6. The data interoperability management method for multiple hospital campuses according to claim 1, characterized in that, The method of displaying cross-hospital visitation relationship tables and structured image summaries on multi-hospital terminals results in an interactive cross-hospital data interface, including: The cross-hospital visitation relationship table is converted into a data format to obtain visitation data adapted for terminal display. At the same time, the structured image summary is converted into an image format to obtain image data adapted for terminal display. Based on the medical data and image data, the layout of the interface of the multi-hospital terminal is planned to obtain an adjustable layout interface, and the medical data and image data in the adjustable layout interface are associated and marked to obtain an associated and marked interface. By setting interactive interface elements in the associated marker interface according to preset interaction rules, an interactive cross-department data interface is formed.

7. The data interoperability management method for multiple hospital campuses according to claim 6, characterized in that, Based on the medical visit data and image data, the layout planning of the interface on the multi-hospital terminal is performed to obtain an adjustable layout interface, including: The medical data is divided into display areas to obtain a medical information layout table, and the image data is configured for display based on the medical information layout table to obtain an image display layout diagram. The scaling ratio of the image display layout is calculated to obtain adaptive layout parameters including image scaling ratio, display resolution, and margin settings. Based on the patient information layout table and adaptive layout parameters, a layout plan is performed on the interface of the multi-hospital terminal to obtain a preliminary layout interface. Based on the preliminary layout interface, a data scroll bar and an image scaling control are set to obtain an adjustable layout interface.

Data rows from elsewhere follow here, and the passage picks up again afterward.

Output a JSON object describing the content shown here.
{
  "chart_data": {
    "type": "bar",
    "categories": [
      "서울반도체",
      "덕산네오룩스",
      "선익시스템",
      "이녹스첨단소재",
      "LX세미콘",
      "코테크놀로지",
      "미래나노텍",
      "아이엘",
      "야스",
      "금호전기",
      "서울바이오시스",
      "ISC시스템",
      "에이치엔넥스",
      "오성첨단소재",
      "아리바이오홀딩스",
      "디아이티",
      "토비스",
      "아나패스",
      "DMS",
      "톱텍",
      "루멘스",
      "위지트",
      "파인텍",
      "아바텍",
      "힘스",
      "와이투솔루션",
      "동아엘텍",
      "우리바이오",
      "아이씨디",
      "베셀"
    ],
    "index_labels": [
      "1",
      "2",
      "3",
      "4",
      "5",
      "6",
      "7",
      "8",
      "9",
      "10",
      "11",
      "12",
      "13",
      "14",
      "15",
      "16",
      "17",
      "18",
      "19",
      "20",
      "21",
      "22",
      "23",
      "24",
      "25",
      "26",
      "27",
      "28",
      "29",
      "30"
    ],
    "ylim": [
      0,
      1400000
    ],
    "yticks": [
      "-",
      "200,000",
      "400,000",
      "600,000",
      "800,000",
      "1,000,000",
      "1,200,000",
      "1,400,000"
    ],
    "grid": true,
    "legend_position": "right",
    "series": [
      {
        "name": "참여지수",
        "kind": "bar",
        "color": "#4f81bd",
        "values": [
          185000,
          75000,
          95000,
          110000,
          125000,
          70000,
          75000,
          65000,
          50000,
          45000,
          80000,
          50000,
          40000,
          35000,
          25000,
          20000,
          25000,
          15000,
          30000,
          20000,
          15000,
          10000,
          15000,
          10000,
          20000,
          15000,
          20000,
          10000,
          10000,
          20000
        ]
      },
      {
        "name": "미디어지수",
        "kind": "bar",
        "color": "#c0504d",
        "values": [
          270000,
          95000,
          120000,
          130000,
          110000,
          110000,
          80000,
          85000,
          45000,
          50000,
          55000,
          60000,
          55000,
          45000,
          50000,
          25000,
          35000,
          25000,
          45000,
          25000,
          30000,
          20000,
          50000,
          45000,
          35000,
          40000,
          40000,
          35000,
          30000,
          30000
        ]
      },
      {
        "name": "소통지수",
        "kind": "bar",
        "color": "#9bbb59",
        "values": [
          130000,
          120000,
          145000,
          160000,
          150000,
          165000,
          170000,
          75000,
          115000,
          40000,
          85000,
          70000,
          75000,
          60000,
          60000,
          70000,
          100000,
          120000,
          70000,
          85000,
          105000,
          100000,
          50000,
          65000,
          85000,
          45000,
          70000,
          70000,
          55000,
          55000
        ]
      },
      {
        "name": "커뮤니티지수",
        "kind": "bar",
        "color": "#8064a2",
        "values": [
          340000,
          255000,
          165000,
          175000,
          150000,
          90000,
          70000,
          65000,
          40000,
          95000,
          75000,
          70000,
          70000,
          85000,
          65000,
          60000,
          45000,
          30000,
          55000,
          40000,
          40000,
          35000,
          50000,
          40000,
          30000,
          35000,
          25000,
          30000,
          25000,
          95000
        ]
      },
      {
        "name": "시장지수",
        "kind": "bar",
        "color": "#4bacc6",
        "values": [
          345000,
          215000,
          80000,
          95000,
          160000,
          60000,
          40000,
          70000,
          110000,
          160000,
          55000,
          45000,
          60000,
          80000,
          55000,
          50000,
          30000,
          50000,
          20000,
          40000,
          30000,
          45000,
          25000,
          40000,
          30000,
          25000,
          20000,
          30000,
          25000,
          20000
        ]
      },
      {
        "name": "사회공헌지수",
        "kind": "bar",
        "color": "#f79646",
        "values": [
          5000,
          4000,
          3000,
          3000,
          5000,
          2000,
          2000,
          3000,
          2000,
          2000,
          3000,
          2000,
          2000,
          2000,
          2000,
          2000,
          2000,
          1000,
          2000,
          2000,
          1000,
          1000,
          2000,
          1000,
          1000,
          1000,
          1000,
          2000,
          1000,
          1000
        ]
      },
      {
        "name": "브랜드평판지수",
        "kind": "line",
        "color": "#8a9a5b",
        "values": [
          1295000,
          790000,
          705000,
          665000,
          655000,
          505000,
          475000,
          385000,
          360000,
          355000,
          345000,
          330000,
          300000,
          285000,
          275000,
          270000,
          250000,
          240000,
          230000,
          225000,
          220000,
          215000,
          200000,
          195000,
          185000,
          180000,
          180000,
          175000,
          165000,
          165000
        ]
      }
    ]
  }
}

8. A data interoperability management device for multiple hospital campuses, characterized in that, include: The acquisition module is used to verify the uniqueness of the patient master index data of each hospital area, obtain a standardized patient identification code, and perform association mapping on the historical medical records of each hospital area based on the standardized patient identification code to obtain a cross-hospital medical relationship table. The retrieval module is used to generate image retrieval instructions based on the cross-hospital visitation relationship table, and retrieve DICOM images from the PACS systems of each hospital based on the image retrieval instructions; The display module is used to extract keyframes from the DICOM image to obtain a structured image summary, and display it on multi-hospital terminals based on the cross-hospital visitation relationship table and the structured image summary to obtain an interactive cross-hospital data interface.

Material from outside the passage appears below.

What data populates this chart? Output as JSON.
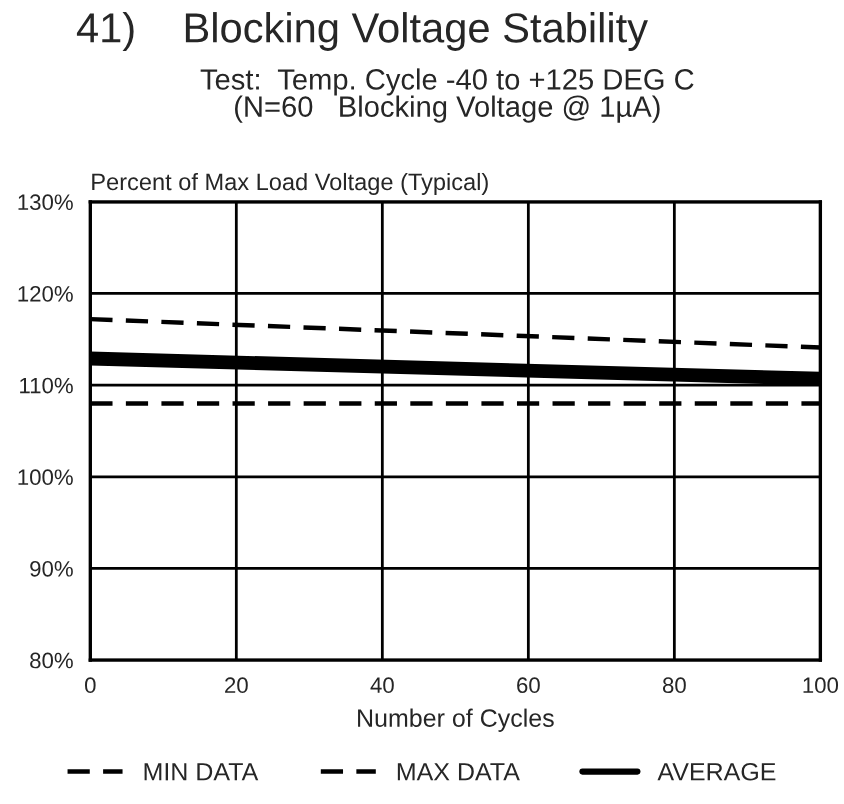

9. A computer device, characterized in that, The method includes a memory and a processor that are coupled to each other. The memory stores program instructions, and the processor executes the program instructions to implement the multi-campus data interoperability management method according to any one of claims 1 to 7.

10. A computer-readable storage medium, characterized in that, The system stores program instructions that can be executed by a processor, the program instructions being used to implement the data interoperability management method for multiple campuses as described in any one of claims 1 to 7.